Where were the jobs created? Leisure and hospitality, as usual, leads in job gains.
It was great to be a “Master of the Universe” (Treasury and MBS trader) since October 1981 when the US 10Y Treasury yield peaked at 15.84% and mortgage rates peaked at 18.63%. Treasury and mortgage rates have generally fallen ever since. But what happens if Treasury and mortgage rates rise?
Bond investors are piling back into short positions, motivated not only by the specter of inflation but also by the risk that yields are approaching levels that will unleash a wave of new selling by convexity hedgers.
That level is around 1.60% in the U.S. 10-year Treasury yield, less than 10 basis points from its current mark, according to Brean Capital’s head of fixed income strategy, Scott Buchta. It’s the mid-point of “a key threshold” between 1.40% to 1.80%, an area “most critical from a convexity hedging point of view.”
Convexity hedging involves shedding U.S. interest-rate risk to protect the value of mortgage-backed securities as yields rise, slowing expected prepayment rates.
It’s already begun to pick up as yields stretched past the 1.40% level. Another wave is expected at around 1.6% — a point of “maximum negative convexity” in agency MBS, “where 25bp rallies and sell-offs should have an equal effect on convexity-related buying and selling,” Buchta says.

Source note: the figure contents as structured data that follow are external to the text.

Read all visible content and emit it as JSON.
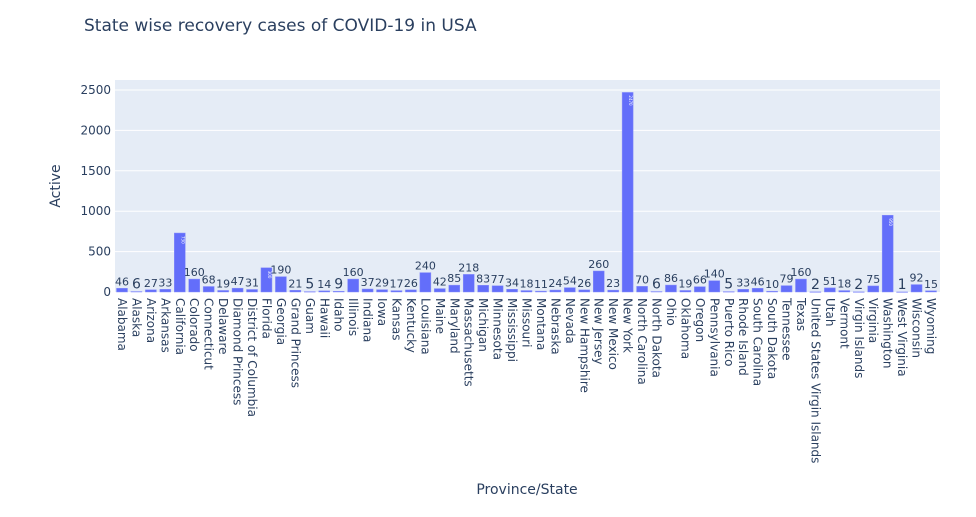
{
  "chart_data": {
    "type": "bar",
    "title": "State wise recovery cases of COVID-19 in USA",
    "xlabel": "Province/State",
    "ylabel": "Active",
    "ylim": [
      0,
      2600
    ],
    "yticks": [
      0,
      500,
      1000,
      1500,
      2000,
      2500
    ],
    "grid": true,
    "bar_color": "#636efa",
    "plot_bg": "#e5ecf6",
    "categories": [
      "Alabama",
      "Alaska",
      "Arizona",
      "Arkansas",
      "California",
      "Colorado",
      "Connecticut",
      "Delaware",
      "Diamond Princess",
      "District of Columbia",
      "Florida",
      "Georgia",
      "Grand Princess",
      "Guam",
      "Hawaii",
      "Idaho",
      "Illinois",
      "Indiana",
      "Iowa",
      "Kansas",
      "Kentucky",
      "Louisiana",
      "Maine",
      "Maryland",
      "Massachusetts",
      "Michigan",
      "Minnesota",
      "Mississippi",
      "Missouri",
      "Montana",
      "Nebraska",
      "Nevada",
      "New Hampshire",
      "New Jersey",
      "New Mexico",
      "New York",
      "North Carolina",
      "North Dakota",
      "Ohio",
      "Oklahoma",
      "Oregon",
      "Pennsylvania",
      "Puerto Rico",
      "Rhode Island",
      "South Carolina",
      "South Dakota",
      "Tennessee",
      "Texas",
      "United States Virgin Islands",
      "Utah",
      "Vermont",
      "Virgin Islands",
      "Virginia",
      "Washington",
      "West Virginia",
      "Wisconsin",
      "Wyoming"
    ],
    "values": [
      46,
      6,
      27,
      33,
      730,
      160,
      68,
      19,
      47,
      31,
      300,
      190,
      21,
      5,
      14,
      9,
      160,
      37,
      29,
      17,
      26,
      240,
      42,
      85,
      218,
      83,
      77,
      34,
      18,
      11,
      24,
      54,
      26,
      260,
      23,
      2470,
      70,
      6,
      86,
      19,
      66,
      140,
      5,
      33,
      46,
      10,
      79,
      160,
      2,
      51,
      18,
      2,
      75,
      950,
      1,
      92,
      15
    ]
  }
}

Signs that short positions are accumulating include Societe Generale’s “Trend Indicator.” Among its 10 newest trades are short positions in Japanese 10-year debt, German 5-year debt futures, U.K. 10-year gilts, U.K. short sterling and U.S. 2- and 5-year notes. Meanwhile, CFTC positioning data for U.S. Treasury futures show asset managers flipped to net short in 10-year note contracts in the process of dumping the equivalent of $23 million per basis point of cash Treasuries over the past week. Hedge-fund shorts also remain elevated in the long-end of the curve, as measured by net positions in Bond and Ultra Bond futures.
“Bond-bearish impulses remain in place,” says Citigroup Inc. strategist Bill O’Donnell in a note, citing tactical and medium-term set-ups. Traders should be aware of short-covering rallies in the meantime, however, he says.

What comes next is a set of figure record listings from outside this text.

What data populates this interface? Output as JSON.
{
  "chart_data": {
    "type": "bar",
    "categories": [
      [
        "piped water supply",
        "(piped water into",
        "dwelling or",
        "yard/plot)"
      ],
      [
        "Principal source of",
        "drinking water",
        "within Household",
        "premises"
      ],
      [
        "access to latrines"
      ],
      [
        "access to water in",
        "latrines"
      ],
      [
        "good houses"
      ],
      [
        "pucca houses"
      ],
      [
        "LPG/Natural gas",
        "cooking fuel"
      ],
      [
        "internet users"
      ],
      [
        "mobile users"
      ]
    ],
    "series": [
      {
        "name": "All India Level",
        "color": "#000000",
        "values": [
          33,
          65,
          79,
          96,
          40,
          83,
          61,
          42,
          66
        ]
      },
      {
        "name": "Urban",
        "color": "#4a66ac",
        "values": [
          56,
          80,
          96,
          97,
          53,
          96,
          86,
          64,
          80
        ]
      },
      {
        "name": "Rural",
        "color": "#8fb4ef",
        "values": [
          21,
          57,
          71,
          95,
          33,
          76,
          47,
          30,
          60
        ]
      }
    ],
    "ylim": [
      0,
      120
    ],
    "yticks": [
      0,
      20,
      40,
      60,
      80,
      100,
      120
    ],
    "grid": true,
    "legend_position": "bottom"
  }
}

“Potentially extreme short-term positioning and sentiment set-ups could easily allow for a counter-trend correction under the right conditions,” he said.
U.S. 10-year yields topped at 1.57% this week, the cheapest level since June, spurring the breakeven inflation rate for 10-year TIPS to 2.51%, the highest since May. Friday’s September jobs report could add fuel to this inflationary fire, rewarding bond shorts.